Kaag gaat ook in op de bijdragen van Arabische landen aan de UNRWA. Zij weerlegt de veelgehoorde suggestie dat die landen niets of weinig zouden bijdragen. Landen als Saudi-Arabië, Kuweit, Qatar en de Verenigde Arabische Emiraten dragen in niet geringe mate bij, terwijl ‘Jordanië en Libanon als gastlanden van grote aantallen vluchtelingen al een belangrijke bijdrage aan de opvang in de regio’ leveren.

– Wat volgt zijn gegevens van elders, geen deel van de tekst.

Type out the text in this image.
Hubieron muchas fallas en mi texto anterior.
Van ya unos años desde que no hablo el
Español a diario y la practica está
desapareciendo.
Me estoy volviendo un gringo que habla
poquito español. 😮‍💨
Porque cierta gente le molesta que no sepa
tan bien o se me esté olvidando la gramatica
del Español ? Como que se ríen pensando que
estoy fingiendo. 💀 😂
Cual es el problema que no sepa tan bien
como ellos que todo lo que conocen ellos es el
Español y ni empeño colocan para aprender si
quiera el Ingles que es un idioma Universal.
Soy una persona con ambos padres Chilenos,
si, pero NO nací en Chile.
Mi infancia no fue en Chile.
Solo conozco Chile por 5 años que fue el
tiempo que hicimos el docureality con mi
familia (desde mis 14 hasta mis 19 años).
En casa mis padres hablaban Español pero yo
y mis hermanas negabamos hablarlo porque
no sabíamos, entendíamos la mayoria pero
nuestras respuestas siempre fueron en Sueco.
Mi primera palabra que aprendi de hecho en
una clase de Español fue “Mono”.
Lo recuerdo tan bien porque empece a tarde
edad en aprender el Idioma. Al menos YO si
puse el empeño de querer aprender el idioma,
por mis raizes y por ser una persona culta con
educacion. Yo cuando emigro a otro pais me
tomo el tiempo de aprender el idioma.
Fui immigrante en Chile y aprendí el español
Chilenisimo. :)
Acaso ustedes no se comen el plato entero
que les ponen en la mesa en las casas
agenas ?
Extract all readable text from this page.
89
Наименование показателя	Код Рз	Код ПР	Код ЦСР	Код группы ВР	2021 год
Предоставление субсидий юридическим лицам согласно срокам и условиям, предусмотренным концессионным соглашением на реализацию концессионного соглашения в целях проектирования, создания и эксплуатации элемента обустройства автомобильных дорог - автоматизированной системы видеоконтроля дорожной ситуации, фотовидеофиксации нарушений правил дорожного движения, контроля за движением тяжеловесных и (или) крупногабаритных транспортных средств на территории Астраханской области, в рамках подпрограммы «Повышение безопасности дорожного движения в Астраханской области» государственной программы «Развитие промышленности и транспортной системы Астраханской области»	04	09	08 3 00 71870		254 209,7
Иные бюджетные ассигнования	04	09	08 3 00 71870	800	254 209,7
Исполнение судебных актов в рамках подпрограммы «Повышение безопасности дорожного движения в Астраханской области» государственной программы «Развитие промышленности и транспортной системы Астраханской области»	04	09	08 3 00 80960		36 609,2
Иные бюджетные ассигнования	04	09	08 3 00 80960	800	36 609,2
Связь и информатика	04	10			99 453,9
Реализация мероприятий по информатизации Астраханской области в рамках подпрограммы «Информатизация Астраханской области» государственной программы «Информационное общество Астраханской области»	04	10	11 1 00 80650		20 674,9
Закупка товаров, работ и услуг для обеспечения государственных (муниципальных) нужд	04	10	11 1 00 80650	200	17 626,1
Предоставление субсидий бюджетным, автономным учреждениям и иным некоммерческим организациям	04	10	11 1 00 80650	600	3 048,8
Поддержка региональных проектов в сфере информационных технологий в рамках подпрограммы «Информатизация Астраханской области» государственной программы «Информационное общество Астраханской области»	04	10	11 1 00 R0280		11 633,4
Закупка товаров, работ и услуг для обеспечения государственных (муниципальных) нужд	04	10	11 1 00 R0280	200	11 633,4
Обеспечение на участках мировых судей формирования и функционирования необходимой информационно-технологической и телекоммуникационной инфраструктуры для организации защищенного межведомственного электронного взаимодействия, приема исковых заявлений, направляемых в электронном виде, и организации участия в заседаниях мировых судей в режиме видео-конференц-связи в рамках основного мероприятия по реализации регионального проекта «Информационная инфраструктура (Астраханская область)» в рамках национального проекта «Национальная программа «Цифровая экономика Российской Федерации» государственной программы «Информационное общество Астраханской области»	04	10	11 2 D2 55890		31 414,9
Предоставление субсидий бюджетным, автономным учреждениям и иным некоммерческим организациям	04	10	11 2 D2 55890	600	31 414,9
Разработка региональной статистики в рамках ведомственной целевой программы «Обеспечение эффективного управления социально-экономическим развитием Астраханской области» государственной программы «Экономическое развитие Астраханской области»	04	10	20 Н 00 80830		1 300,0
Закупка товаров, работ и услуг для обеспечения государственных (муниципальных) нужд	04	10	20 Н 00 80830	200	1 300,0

Zoals The Rights Forum in het onlangs gepubliceerde dossier ‘Palestijnse vluchtelingen en de UNRWA’ berekende, droeg een land als Saudi-Arabië in 2016 per inwoner meer dan viermaal zoveel bij als de Verenigde Staten. Niettemin zal Nederland op een komende ministeriële bijeenkomst over de UNRWA-crisis de Arabische landen en andere partners oproepen om hun financiële bijdragen aanzienlijk te verhogen, schrijft Kaag.
Tot slot gaat Kaag in op de vraag naar betrokkenheid van de UNRWA bij ‘de opslag van wapens en bij haatzaaiing en vijanddenken’, met name in Gaza. De PVV omschreef de UNRWA in dit verband als een organisatie die antisemitisme stimuleert. Kaag gaat in op incidenten die zich in Gaza hebben voorgedaan en onderstreept de actieve houding van de organisatie om zulke incidenten te voorkomen:
UNRWA veroordeelt alle vormen van antisemitisme en racisme. […] Tegen werknemers die zich niet houden aan de gedragscode van UNRWA worden disciplinaire maatregelen genomen.